Though the activities of such Kinks contemporaries as the Stones and the Who have seemed market-driven for the past decade or more, the Kinks continue existing for the higher purpose of making music that matters. "We're always talking about these things -- doing another record. If I feel it means something to me, I'll do another Kinks record," Davies says. "In other words I don't want to do it for nostalgia. I want to do it because the songs and the performances are good enough. It doesn't make sense otherwise. It doesn't make sense if you're on your fiftieth album or your third album. It doesn't have anything to do with how long the band's been around. Even if it's your first album, it has to make sense."

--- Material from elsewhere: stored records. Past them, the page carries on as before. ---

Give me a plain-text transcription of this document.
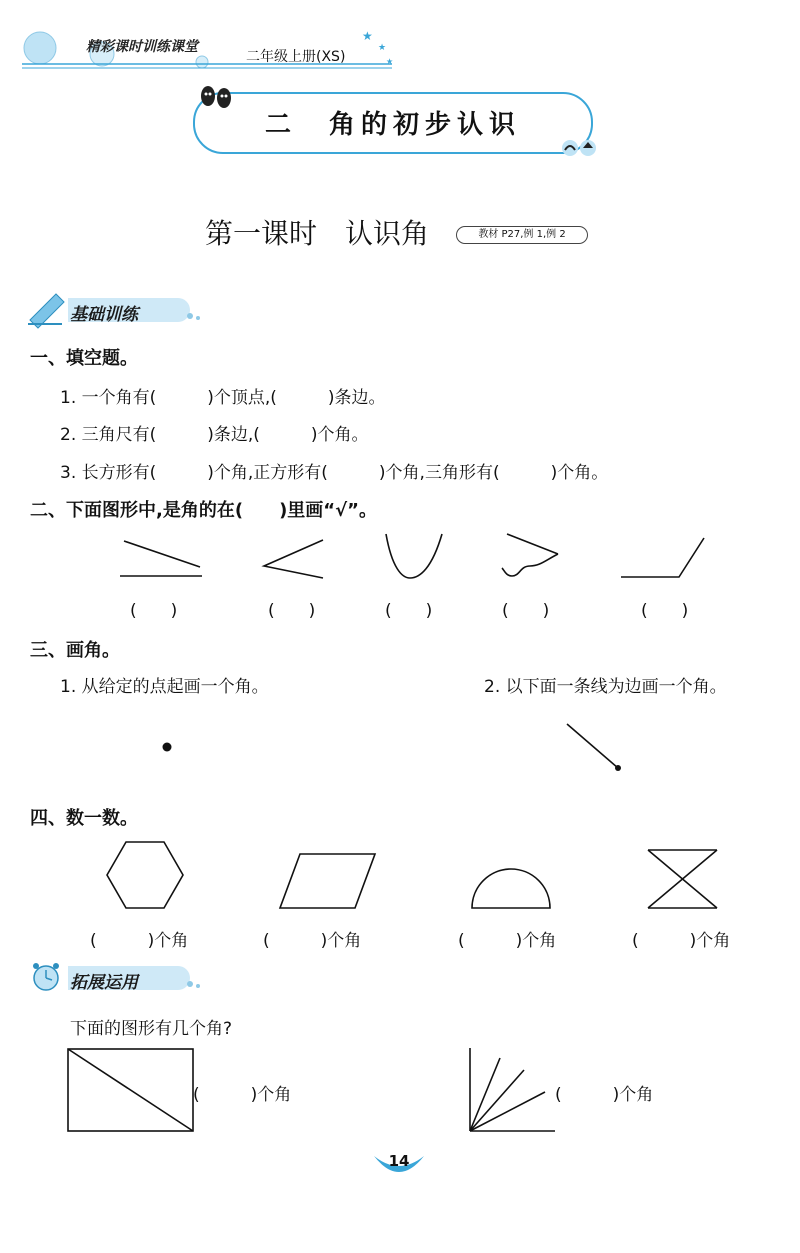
★
★
★
精彩课时训练课堂
二年级上册(XS)
二　角的初步认识
第一课时　认识角	教材 P27,例 1,例 2
基础训练
一、填空题。
1. 一个角有(　　　)个顶点,(　　　)条边。
2. 三角尺有(　　　)条边,(　　　)个角。
3. 长方形有(　　　)个角,正方形有(　　　)个角,三角形有(　　　)个角。
二、下面图形中,是角的在(　　)里画“√”。
(　　)	(　　)	(　　)	(　　)	(　　)
三、画角。
1. 从给定的点起画一个角。	2. 以下面一条线为边画一个角。
四、数一数。
(　　　)个角	(　　　)个角	(　　　)个角	(　　　)个角
拓展运用
下面的图形有几个角?
(　　　)个角	(　　　)个角
14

In fact Davies finds himself surprised that the Kinks have lasted so long. "We just wanted to be a dance band, really. It just turned into a job, I suppose, for a while. And then it became almost vocational. I wouldn't have planned it this way. It just ended up this way. Yeah, it does surprise me, shocks me sometimes."

Davies' many attempts to transcend the limitations of the rock-band-playing-pop-songs mode on conceptual works such as (The Kinks Are) The Village Green Preservation Society, Arthur, or the Decline and Fall of the British Empire, and Preservation never reached full multimedia fruition and probably hobbled the band's ascent to rock superstardom. But this extramusical vision may also have preserved the Kinks, saving them from the junk heap of history. "It's really weird," Davies says. "I don't feel like a musician, never have.... I'm just kind of a creative person who looks for things to do. I think that's the best way to do it. I don't have time to practice, to become an accomplished player. I get my chops together when I'm on tour fine. But off the road I'm too busy writing to practice. I guess I'm just a creative person.